Por tudo isso, uma DR sempre é vista como uma coisa ruim, porque nós só precisamos ter uma DR quando uma das duas pessoas envolvidas não cumpriu aquela suposta parte do relacionamento que ela deveria saber que deveria ter cumprido. Ou seja, mijou fora do penico, vamos fazer uma DR.

Aí o que você vê? Você vê um monte de relacionamentos super complicados, super problemáticos, onde as pessoas se recusam a lidar com as coisas que estão angustiando elas, se recusam a ouvir o outro porque o outro deveria saber como é um relacionamento então é desnecessário explicar. A gente confia no bom senso do outro, que vai saber que tal e tal coisa não se faz ou não se fala e fica puto quando o outro não tem esse tal bom senso de adivinhar como as coisas devem funcionar. E daí… Ficamos guardando esse tipo de sentimento negativo, esse tipo de mágoa, das coisas não ditas, dos acordos tácitos que não foram cumpridos, porque não somos capazes de olhar um no olho do outro para falar sobre aquilo que estamos sentindo.

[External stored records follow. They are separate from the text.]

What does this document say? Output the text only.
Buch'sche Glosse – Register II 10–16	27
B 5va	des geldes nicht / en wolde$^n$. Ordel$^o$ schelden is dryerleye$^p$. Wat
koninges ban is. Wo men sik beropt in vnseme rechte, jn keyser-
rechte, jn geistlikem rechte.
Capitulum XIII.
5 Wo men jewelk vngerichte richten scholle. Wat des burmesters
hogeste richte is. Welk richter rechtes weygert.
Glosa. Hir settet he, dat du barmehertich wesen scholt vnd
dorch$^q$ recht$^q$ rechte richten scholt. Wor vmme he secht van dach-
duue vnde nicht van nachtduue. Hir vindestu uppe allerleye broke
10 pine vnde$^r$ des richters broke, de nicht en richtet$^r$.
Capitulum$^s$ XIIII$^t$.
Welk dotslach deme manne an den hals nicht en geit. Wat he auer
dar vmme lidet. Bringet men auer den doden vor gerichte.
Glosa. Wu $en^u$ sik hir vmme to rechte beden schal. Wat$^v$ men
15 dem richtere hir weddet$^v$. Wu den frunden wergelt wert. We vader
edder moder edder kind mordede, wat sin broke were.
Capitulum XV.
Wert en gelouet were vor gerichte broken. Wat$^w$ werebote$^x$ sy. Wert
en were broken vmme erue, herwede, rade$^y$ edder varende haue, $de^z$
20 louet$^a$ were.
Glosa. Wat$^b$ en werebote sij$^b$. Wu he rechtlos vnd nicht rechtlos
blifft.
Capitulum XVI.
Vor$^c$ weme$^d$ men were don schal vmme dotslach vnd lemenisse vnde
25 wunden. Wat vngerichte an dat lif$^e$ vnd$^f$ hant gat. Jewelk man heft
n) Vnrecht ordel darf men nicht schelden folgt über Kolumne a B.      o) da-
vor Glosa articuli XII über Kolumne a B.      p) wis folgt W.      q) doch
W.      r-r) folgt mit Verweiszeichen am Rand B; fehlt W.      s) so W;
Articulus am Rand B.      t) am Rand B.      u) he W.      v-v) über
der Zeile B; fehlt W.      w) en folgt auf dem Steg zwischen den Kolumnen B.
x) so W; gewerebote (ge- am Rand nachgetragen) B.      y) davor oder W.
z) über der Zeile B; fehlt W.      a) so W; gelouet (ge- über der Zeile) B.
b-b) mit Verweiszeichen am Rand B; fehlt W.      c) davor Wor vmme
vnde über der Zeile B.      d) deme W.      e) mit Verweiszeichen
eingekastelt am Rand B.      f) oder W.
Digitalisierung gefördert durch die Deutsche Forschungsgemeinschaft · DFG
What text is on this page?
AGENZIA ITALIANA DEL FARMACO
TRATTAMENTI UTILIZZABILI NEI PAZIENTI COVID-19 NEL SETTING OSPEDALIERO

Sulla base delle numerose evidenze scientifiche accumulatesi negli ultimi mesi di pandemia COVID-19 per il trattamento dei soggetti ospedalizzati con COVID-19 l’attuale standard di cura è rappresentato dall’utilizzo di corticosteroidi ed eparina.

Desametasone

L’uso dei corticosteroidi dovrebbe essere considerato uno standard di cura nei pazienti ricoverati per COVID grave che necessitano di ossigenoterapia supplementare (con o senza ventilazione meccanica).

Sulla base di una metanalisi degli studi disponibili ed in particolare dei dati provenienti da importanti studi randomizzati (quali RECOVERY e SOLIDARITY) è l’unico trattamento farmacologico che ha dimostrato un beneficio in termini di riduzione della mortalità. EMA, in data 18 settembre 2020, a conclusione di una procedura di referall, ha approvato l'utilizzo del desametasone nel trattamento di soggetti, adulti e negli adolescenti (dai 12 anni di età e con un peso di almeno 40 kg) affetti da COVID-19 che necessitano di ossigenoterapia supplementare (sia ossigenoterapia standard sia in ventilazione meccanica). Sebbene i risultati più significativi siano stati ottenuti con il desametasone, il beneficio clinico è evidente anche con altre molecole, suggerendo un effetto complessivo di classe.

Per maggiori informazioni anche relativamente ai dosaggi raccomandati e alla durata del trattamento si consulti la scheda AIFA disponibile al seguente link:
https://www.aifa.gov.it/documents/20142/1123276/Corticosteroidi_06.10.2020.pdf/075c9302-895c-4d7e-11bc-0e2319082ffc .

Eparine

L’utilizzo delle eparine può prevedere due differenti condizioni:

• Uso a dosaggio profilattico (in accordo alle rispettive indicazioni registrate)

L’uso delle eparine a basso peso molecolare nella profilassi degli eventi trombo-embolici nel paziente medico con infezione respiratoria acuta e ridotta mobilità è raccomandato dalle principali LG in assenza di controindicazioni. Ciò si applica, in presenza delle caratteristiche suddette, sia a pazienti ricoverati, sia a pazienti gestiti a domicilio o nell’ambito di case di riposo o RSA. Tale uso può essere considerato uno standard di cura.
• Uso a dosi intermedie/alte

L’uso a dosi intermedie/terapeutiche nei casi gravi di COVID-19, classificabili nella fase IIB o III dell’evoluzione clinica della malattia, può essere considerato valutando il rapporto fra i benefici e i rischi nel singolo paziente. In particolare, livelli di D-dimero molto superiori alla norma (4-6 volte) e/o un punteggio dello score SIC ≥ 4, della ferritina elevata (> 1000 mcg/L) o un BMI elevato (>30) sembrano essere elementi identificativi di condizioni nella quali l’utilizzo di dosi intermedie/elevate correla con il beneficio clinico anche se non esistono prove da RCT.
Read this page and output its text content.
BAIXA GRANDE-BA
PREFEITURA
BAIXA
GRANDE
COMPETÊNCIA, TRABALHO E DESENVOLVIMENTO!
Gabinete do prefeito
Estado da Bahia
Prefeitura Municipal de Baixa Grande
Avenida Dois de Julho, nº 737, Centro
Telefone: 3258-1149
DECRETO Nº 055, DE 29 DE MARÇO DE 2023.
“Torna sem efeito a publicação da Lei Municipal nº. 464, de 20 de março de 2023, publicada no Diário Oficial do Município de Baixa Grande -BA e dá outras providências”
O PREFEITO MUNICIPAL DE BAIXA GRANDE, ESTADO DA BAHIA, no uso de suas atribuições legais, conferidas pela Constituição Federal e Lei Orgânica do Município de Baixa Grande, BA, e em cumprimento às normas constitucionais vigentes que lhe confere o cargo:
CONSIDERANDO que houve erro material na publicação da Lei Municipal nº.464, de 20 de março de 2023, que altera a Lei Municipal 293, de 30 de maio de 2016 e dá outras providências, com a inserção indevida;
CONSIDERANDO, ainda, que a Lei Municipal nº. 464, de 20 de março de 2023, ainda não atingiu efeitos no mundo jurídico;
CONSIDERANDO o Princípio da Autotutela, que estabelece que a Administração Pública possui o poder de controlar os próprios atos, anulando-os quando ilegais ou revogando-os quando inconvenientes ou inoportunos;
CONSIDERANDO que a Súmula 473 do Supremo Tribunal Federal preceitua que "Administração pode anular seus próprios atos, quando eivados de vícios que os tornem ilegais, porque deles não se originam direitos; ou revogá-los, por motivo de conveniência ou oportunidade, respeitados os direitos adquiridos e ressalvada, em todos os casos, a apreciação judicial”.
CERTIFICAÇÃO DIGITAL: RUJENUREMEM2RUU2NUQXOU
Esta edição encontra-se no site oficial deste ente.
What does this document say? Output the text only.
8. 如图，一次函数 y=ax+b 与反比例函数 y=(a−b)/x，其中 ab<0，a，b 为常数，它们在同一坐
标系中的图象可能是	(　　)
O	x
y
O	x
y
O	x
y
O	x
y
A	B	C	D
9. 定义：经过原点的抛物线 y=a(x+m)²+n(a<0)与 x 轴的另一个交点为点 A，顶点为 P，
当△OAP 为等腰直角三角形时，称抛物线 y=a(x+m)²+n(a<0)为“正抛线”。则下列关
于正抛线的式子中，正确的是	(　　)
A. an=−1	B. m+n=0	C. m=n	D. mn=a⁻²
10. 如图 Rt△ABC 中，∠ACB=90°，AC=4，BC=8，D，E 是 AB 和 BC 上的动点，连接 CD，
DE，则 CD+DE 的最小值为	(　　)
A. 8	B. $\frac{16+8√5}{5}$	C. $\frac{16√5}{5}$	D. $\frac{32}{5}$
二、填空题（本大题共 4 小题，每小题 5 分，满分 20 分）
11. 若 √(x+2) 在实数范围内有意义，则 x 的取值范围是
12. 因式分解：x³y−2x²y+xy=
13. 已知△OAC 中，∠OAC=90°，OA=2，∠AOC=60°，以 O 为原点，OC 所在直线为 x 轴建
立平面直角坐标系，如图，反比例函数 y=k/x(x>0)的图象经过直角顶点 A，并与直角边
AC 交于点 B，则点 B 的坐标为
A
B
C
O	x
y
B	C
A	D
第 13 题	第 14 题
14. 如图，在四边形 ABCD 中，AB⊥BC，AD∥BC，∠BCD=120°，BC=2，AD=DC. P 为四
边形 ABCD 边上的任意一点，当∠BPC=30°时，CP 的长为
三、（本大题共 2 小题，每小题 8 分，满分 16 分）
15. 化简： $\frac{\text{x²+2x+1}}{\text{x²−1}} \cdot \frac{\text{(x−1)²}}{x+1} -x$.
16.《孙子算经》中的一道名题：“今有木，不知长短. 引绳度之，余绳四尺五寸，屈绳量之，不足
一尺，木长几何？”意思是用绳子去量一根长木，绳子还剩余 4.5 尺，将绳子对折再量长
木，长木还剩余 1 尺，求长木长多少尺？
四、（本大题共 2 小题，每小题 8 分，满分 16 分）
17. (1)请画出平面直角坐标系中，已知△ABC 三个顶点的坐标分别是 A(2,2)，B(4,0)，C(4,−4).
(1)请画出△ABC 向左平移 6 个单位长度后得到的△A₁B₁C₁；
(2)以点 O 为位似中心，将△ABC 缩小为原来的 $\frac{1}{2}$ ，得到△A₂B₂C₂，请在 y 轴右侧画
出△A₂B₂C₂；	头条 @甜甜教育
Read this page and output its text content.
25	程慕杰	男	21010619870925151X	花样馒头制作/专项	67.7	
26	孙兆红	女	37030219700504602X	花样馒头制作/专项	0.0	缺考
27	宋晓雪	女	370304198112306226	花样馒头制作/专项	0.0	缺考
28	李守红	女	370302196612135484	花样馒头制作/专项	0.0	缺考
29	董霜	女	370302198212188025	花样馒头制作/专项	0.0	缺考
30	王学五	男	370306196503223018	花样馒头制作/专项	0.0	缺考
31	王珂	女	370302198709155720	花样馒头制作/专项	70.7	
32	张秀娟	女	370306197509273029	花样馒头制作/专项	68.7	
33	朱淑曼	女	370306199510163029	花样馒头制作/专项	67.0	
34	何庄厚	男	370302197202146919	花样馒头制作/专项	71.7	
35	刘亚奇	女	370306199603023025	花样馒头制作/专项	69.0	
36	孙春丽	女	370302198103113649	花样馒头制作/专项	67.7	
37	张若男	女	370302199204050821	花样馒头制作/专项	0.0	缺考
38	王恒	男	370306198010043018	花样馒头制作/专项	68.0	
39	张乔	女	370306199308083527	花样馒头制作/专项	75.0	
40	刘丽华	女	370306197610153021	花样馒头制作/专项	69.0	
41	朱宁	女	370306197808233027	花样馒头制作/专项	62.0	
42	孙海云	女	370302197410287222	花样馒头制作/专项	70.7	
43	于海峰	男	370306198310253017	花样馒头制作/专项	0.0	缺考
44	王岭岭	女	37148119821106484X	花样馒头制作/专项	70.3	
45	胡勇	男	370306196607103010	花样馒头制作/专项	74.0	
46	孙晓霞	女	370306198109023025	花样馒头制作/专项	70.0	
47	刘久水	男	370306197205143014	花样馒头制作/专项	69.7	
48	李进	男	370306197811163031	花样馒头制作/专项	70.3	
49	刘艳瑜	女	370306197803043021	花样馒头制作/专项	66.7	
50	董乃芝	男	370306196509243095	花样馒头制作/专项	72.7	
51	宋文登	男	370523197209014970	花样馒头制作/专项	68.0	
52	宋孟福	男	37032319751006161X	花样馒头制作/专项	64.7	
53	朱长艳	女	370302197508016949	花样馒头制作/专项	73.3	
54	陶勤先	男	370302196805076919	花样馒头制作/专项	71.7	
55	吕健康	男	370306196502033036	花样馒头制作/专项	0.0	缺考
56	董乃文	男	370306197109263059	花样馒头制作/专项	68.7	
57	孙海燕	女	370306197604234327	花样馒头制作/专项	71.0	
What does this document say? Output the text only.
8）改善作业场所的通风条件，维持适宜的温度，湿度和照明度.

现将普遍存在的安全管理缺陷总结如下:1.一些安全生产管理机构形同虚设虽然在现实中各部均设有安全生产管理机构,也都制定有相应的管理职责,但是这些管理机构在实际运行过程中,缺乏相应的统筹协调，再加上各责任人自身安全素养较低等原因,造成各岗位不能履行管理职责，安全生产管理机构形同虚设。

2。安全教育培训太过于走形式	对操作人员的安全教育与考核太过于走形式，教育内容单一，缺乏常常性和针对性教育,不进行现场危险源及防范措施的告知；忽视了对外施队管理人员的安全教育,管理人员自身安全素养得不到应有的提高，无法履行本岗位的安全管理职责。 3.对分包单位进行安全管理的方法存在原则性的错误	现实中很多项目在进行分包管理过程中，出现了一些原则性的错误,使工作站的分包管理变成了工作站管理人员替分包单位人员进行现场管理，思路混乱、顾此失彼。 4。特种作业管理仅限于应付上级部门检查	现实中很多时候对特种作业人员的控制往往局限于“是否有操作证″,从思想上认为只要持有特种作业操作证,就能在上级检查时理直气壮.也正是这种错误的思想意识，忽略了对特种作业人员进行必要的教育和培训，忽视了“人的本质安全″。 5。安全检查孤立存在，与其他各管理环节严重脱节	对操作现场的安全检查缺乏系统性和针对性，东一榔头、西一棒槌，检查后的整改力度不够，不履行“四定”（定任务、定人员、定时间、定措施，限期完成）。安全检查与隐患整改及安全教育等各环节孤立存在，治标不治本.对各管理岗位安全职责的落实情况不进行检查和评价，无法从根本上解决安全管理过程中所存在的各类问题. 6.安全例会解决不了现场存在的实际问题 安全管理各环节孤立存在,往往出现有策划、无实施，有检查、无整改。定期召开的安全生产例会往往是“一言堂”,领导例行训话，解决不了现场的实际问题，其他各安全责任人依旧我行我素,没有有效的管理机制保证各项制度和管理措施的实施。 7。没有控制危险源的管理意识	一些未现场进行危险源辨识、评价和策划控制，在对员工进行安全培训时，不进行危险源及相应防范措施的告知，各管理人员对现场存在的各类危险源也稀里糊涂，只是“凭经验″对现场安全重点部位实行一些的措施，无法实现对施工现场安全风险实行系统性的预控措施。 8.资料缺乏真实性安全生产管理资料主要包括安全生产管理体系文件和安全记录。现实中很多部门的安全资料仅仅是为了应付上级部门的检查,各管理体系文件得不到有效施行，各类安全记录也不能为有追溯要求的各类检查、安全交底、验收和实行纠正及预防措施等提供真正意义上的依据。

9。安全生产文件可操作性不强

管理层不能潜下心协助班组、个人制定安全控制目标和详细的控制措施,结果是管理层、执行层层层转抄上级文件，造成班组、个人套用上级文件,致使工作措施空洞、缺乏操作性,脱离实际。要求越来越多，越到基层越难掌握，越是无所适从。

Vejo relacionamentos cheios de mágoas e de ressentimentos e de vingancinhas. Ele não respondeu minha mensagem em cinco minutos, só de vingança vou ignorar ele pelo resto do dia. E joguinhos, né. Os malditos joguinhos que eu nunca soube jogar. E onde que isso dá certo? onde que isso é fórmula de sucesso? Não é!

Como pode você não ter interesse em saber como o outro está se sentindo com relação à você e ao relacionamento? Como pode você simplesmente presumir as coisas e não estar disposto a ouvir, a perguntar, a ter empatia pela pessoa que você acha que ama?

A ferramenta principal para construir uma relação aberta (e na verdade deveria ser a ferramenta principal para se construir QUALQUER TIPO de relação) é a transparência, não apenas de atos, mas de intenções. E isso só vai acontecer mediante um esforço (esforço mesmo) conjunto, das duas ou mais pessoas, no sentido de se comunicar de maneira genuína e eficaz.

Como estamos construindo nossos afetos?


Tem muito tempo que quero escrever sobre relacionamento aberto e como vejo e vivo essa experiência, esse post é para ser uma introdução a essa reflexão. Mas como existem mais pessoas envolvidas além de mim, talvez demore.